W sobotę 9.07.2016 nasz klub wziął udział w I Cysterskim Rajdzie Rowerowym. Organizatorem imprezy był KTR „Pałuki Tour” Oddział PTTK w Wągrowcu przy współudziale finansowym Urzędu Miejskiego w Wągrowcu.
Przed 9.00 dotarliśmy przed Urząd Miejski skąd był start. Oprócz nas było tam ok. 54 rowerzystów m.in. z Konina, Słupcy, Gniezna oraz Wągrowca. Wystartowaliśmy w 3 grupach. Wybraliśmy dłuższą, liczącą 55 km trasę wiodącą przez miejscowości: Przysieczyno, Łosiniec, Podlesie Wysokie i Popowo Kościelne. Mogliśmy podziwiać nowe ścieżki rowerowe w Wągrowcu oraz krajobraz okolicy. W Mieścisku około 10.40 był dłuższy postój i poczęstunek- pyszna drożdżówka i kawa lub herbata. Potem pojechaliśmy dalej przez Zakrzewo, Żabiczyn, Rąbczyn, Łekno do Tarnowa Pałuckiego. Zatrzymaliśmy się, aby zwiedzić znajdujący się tam najstarszy datowany na ziemiach polskich drewniany kościół pw. św. Mikołaja, o którym opowiedział nam p. Zbigniew Tomczak. Powstał on w ostatniej ćwierci XIV wieku. W niewiele zmienionej formie (remonty przede wszystkim w XVII i XVIII wieku) kościół ten przetrwał do dziś. Od strony zachodniej znajduje się wieża wzniesiona na planie prostokąta wybudowana w późniejszym czasie. Wewnątrz mieści się najwspanialszy w Polsce zespół polichromii, która zdobi całe wnętrze kościoła: nawę główną, prezbiterium i zakrystię oraz fragmentarycznie drzwi wejściowe do kościoła w kruchcie pod wieżą. Jest to wielowątkowa opowieść, w której zawarte są teologiczne rozważania o Trójcy Świętej, wątki Maryjne i Chrystologiczne, wizje Sądu Ostatecznego, a także obrazkowe opowieści o świętych, w tym głównych świętych zakonu cystersów i cysterek. Polichromia ta ma wielkie walory historyczne i artystyczne.

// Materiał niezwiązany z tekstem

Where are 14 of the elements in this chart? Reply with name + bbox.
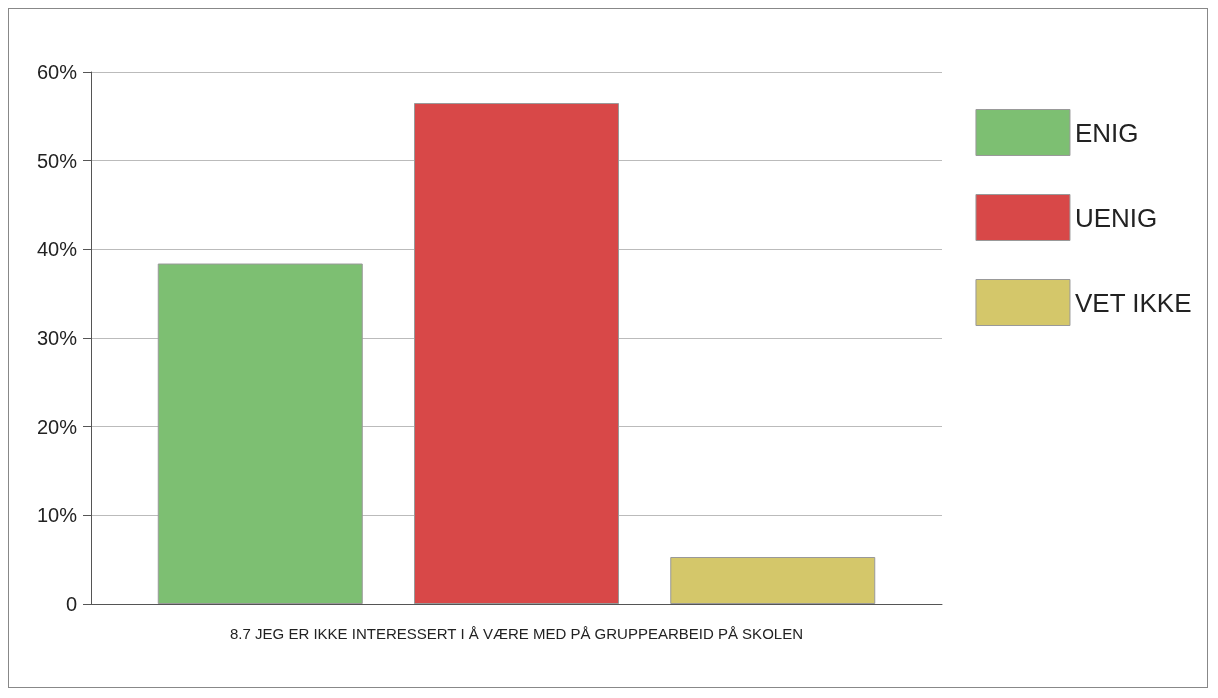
y-tick-label: 50% [36, 149, 78, 172]
y-tick-label: 30% [36, 327, 78, 349]
y-tick-label: 10% [36, 504, 78, 527]
y-tick-label: 40% [36, 238, 78, 261]
bar [157, 263, 363, 604]
bar [670, 557, 876, 604]
bar [414, 103, 619, 604]
y-tick-label: 60% [36, 61, 78, 83]
legend-label: ENIG [1074, 117, 1139, 148]
y-tick-label: 20% [36, 415, 78, 438]
x-tick-label: 8.7 JEG ER IKKE INTERESSERT I Å VÆRE MED PÅ GRUPPEARBEID PÅ SKOLEN [230, 625, 803, 642]
legend-label: UENIG [1074, 202, 1158, 233]
legend-label: VET IKKE [1074, 287, 1192, 318]
y-tick-label: 0 [65, 593, 77, 615]
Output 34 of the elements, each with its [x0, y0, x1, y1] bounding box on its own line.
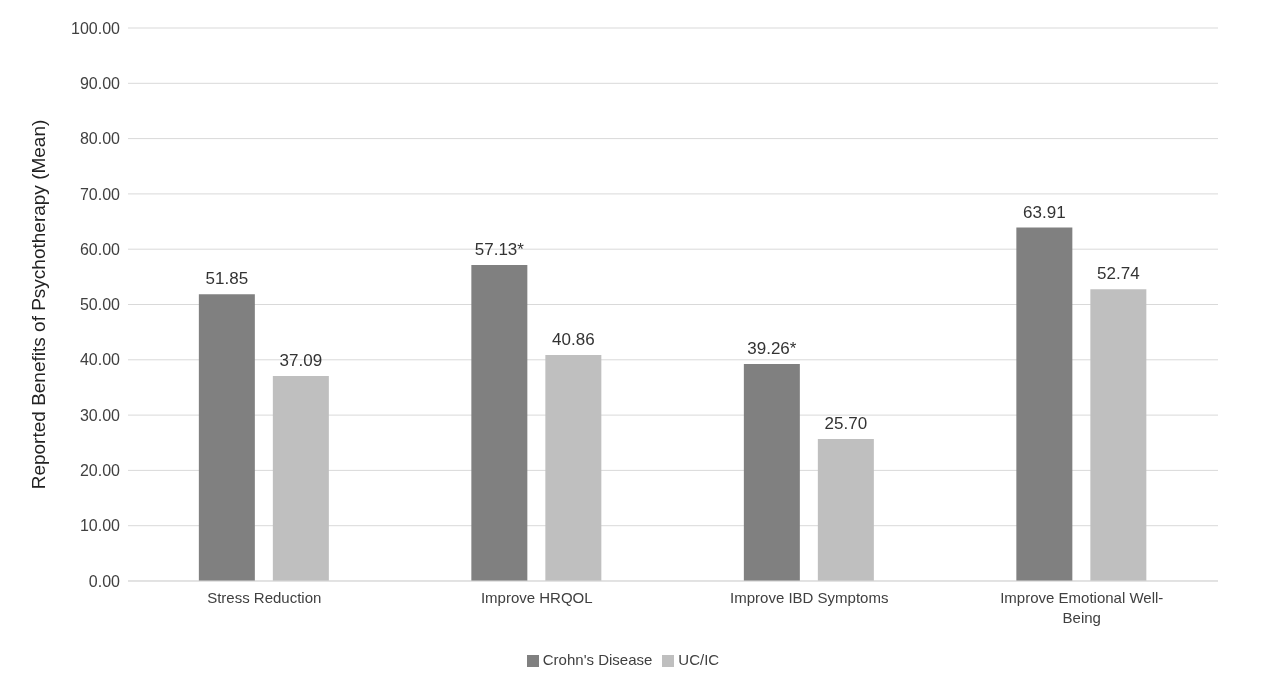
bar: [272, 375, 329, 581]
bar: [1090, 289, 1147, 581]
data-label: 39.26*: [747, 338, 797, 358]
data-label: 52.74: [1097, 264, 1140, 284]
y-tick-label: 70.00: [79, 185, 121, 203]
y-tick-label: 80.00: [79, 130, 121, 148]
y-tick-label: 30.00: [79, 406, 121, 424]
y-tick-label: 10.00: [79, 517, 121, 535]
data-label: 57.13*: [474, 240, 525, 260]
y-axis-title: Reported Benefits of Psychotherapy (Mean): [27, 119, 49, 490]
bar: [545, 355, 602, 581]
x-tick-label: Improve Emotional Well-Being: [1000, 589, 1164, 626]
x-tick-label: Improve HRQOL: [480, 589, 593, 606]
legend-label: Crohn's Disease: [542, 651, 653, 668]
bar: [743, 363, 800, 581]
data-label: 25.70: [824, 413, 868, 433]
y-tick-label: 20.00: [79, 462, 121, 480]
data-label: 51.85: [205, 269, 249, 289]
y-tick-label: 40.00: [79, 351, 121, 369]
y-tick-label: 90.00: [79, 74, 121, 92]
bar: [1016, 227, 1073, 581]
data-label: 63.91: [1023, 202, 1066, 222]
legend-label: UC/IC: [678, 651, 720, 668]
data-label: 40.86: [552, 330, 595, 350]
y-tick-label: 100.00: [71, 19, 121, 37]
bar: [471, 265, 528, 581]
bar: [817, 438, 874, 581]
y-tick-label: 0.00: [88, 572, 121, 590]
data-label: 37.09: [279, 350, 323, 370]
bar: [198, 294, 255, 581]
y-tick-label: 60.00: [79, 240, 121, 258]
x-tick-label: Stress Reduction: [207, 589, 322, 606]
x-tick-label: Improve IBD Symptoms: [730, 589, 889, 606]
y-tick-label: 50.00: [79, 296, 121, 314]
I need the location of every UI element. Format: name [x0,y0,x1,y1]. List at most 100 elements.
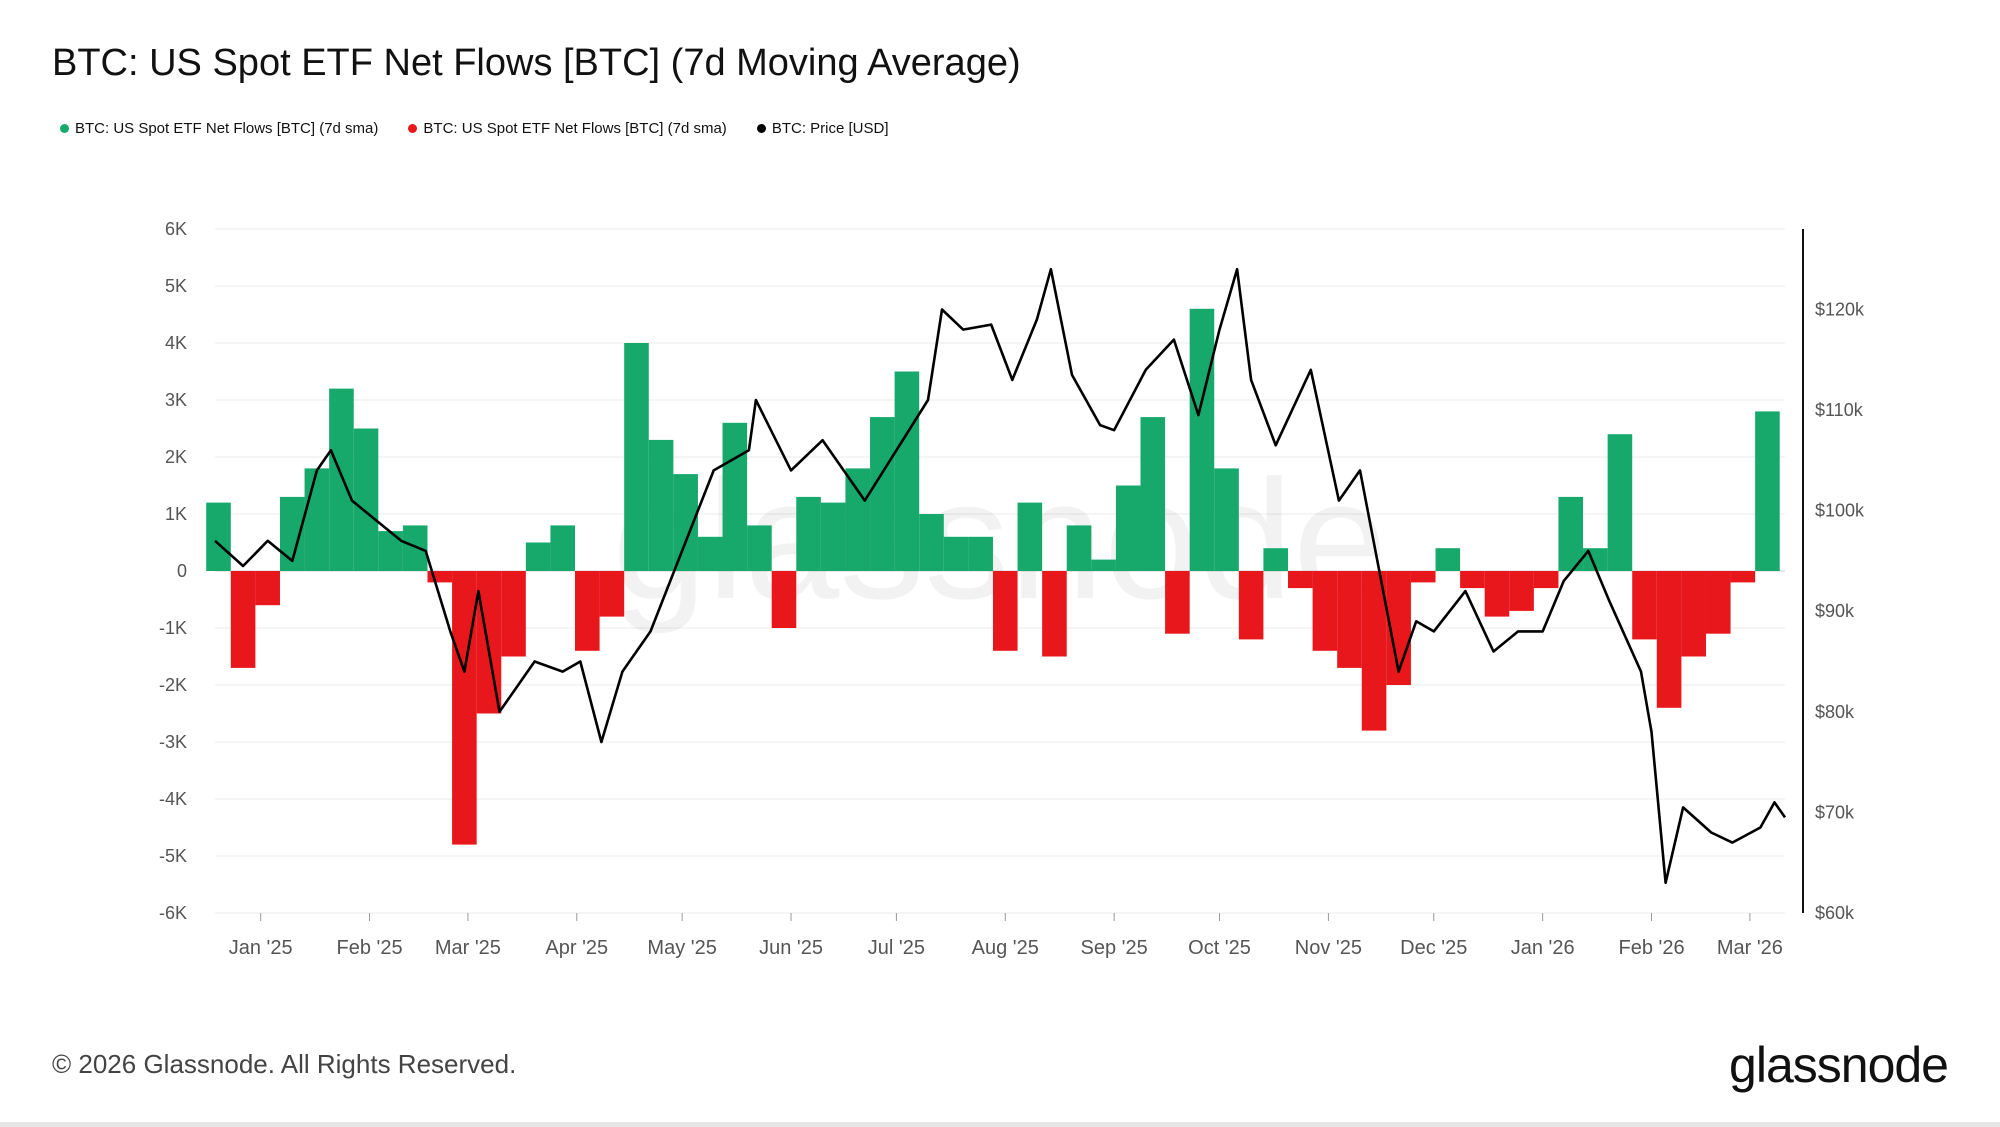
inflow-bar [304,468,330,571]
x-tick-label: Mar '25 [435,937,501,959]
outflow-bar [1042,571,1067,657]
inflow-bar [820,502,846,571]
legend-label: BTC: US Spot ETF Net Flows [BTC] (7d sma… [423,120,727,137]
outflow-bar [255,571,280,606]
inflow-bar [1263,548,1289,571]
outflow-bar [1312,571,1338,651]
inflow-bar [329,388,354,571]
x-tick-label: Oct '25 [1188,937,1251,959]
legend-item-price[interactable]: BTC: Price [USD] [756,120,889,137]
y-left-tick-label: 6K [165,219,187,239]
y-left-tick-label: -6K [159,903,187,923]
outflow-bar [771,571,797,628]
legend-label: BTC: US Spot ETF Net Flows [BTC] (7d sma… [75,120,379,137]
outflow-bar [1509,571,1534,611]
x-tick-label: Jul '25 [868,937,925,959]
inflow-bar [402,525,428,571]
divider [0,1122,2000,1127]
outflow-bar [1484,571,1510,617]
y-left-tick-label: 1K [165,504,187,524]
y-left-tick-label: 2K [165,447,187,467]
legend-dot-red-icon [408,124,418,133]
chart-title: BTC: US Spot ETF Net Flows [BTC] (7d Mov… [52,42,1021,84]
y-left-tick-label: -4K [159,789,187,809]
y-left-tick-label: -3K [159,732,187,752]
y-right-tick-label: $110k [1815,400,1864,420]
x-tick-label: Mar '26 [1717,937,1783,959]
outflow-bar [575,571,600,651]
x-tick-label: Jun '25 [759,937,823,959]
legend-item-outflows[interactable]: BTC: US Spot ETF Net Flows [BTC] (7d sma… [408,120,727,137]
y-right-tick-label: $100k [1815,501,1865,521]
outflow-bar [501,571,526,657]
legend-dot-green-icon [60,124,69,133]
inflow-bar [722,422,748,571]
x-tick-label: Sep '25 [1081,937,1148,959]
copyright-text: © 2026 Glassnode. All Rights Reserved. [52,1049,517,1079]
outflow-bar [1238,571,1264,640]
inflow-bar [353,428,379,571]
x-tick-label: Dec '25 [1400,937,1467,959]
inflow-bar [525,542,551,571]
inflow-bar [870,417,895,571]
inflow-bar [919,514,944,571]
inflow-bar [648,439,674,571]
legend-label: BTC: Price [USD] [771,120,889,137]
y-left-tick-label: -2K [159,675,187,695]
y-right-tick-label: $120k [1815,299,1865,319]
outflow-bar [476,571,502,714]
inflow-bar [1140,417,1166,571]
price-line [214,267,1787,885]
brand-logo: glassnode [1729,1037,1949,1093]
outflow-bar [1410,571,1436,583]
y-right-tick-label: $60k [1815,903,1855,923]
x-tick-label: Apr '25 [545,937,608,959]
y-left-tick-label: 0 [177,561,187,581]
legend-item-inflows[interactable]: BTC: US Spot ETF Net Flows [BTC] (7d sma… [60,120,378,137]
y-left-tick-label: -1K [159,618,187,638]
inflow-bar [968,536,993,571]
x-tick-label: Nov '25 [1295,937,1362,959]
outflow-bar [599,571,625,617]
outflow-bar [427,571,453,583]
inflow-bar [1558,496,1584,571]
inflow-bar [1066,525,1092,571]
y-left-tick-label: 4K [165,333,187,353]
inflow-bar [1214,468,1239,571]
inflow-bar [1115,485,1141,571]
legend: BTC: US Spot ETF Net Flows [BTC] (7d sma… [60,120,889,137]
x-tick-label: May '25 [647,937,716,959]
outflow-bar [1632,571,1657,640]
outflow-bar [1288,571,1313,589]
inflow-bar [550,525,576,571]
y-right-tick-label: $90k [1815,601,1855,621]
outflow-bar [1165,571,1190,634]
x-tick-label: Feb '25 [336,937,402,959]
outflow-bar [1730,571,1756,583]
outflow-bar [1361,571,1387,731]
inflow-bar [747,525,772,571]
inflow-bar [894,371,920,571]
outflow-bar [992,571,1018,651]
inflow-bar [1435,548,1461,571]
outflow-bar [1681,571,1706,657]
inflow-bar [796,496,821,571]
x-tick-label: Feb '26 [1618,937,1684,959]
outflow-bar [1705,571,1731,634]
inflow-bar [206,502,231,571]
y-left-tick-label: -5K [159,846,187,866]
y-right-tick-label: $70k [1815,802,1855,822]
inflow-bar [845,468,871,571]
inflow-bar [378,531,403,571]
inflow-bar [1607,434,1633,571]
x-tick-label: Jan '25 [229,937,293,959]
legend-dot-black-icon [756,124,766,133]
y-left-tick-label: 5K [165,276,187,296]
inflow-bar [943,536,969,571]
inflow-bar [1017,502,1043,571]
inflow-bar [624,343,649,571]
inflow-bar [1755,411,1780,571]
y-right-tick-label: $80k [1815,702,1855,722]
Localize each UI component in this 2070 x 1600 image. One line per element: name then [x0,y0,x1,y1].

Następnie udaliśmy się prosto na dziedziniec przy Klasztorze Pocysterskim w Wągrowcu, gdzie była meta. Tam znajdowali się już pozostali uczestnicy rajdu, którzy wybrali krótszą trasę, liczącą około 25 km. Zjedliśmy smaczną grochówkę i wypiliśmy kawę lub herbatę. Po posileniu się i odpoczynku zwiedziliśmy Klasztor, po którym oprowadził nas Marcin Moeglich z wągrowieckiego muzeum. Na zakończenie rajdu wręczono puchary dla najliczniejszych grup cyklistów oraz rozlosowano nagrody, wśród których przeważały akcesoria rowerowe. Każdy uczestnik rajdu otrzymał również pamiątkowy medal oraz naklejki. Był to bardzo sympatyczny, ale wymagający rajd, ze względu na szybkie tempo jazdy i silny wiatr, który przeszkadzał podczas jazdy.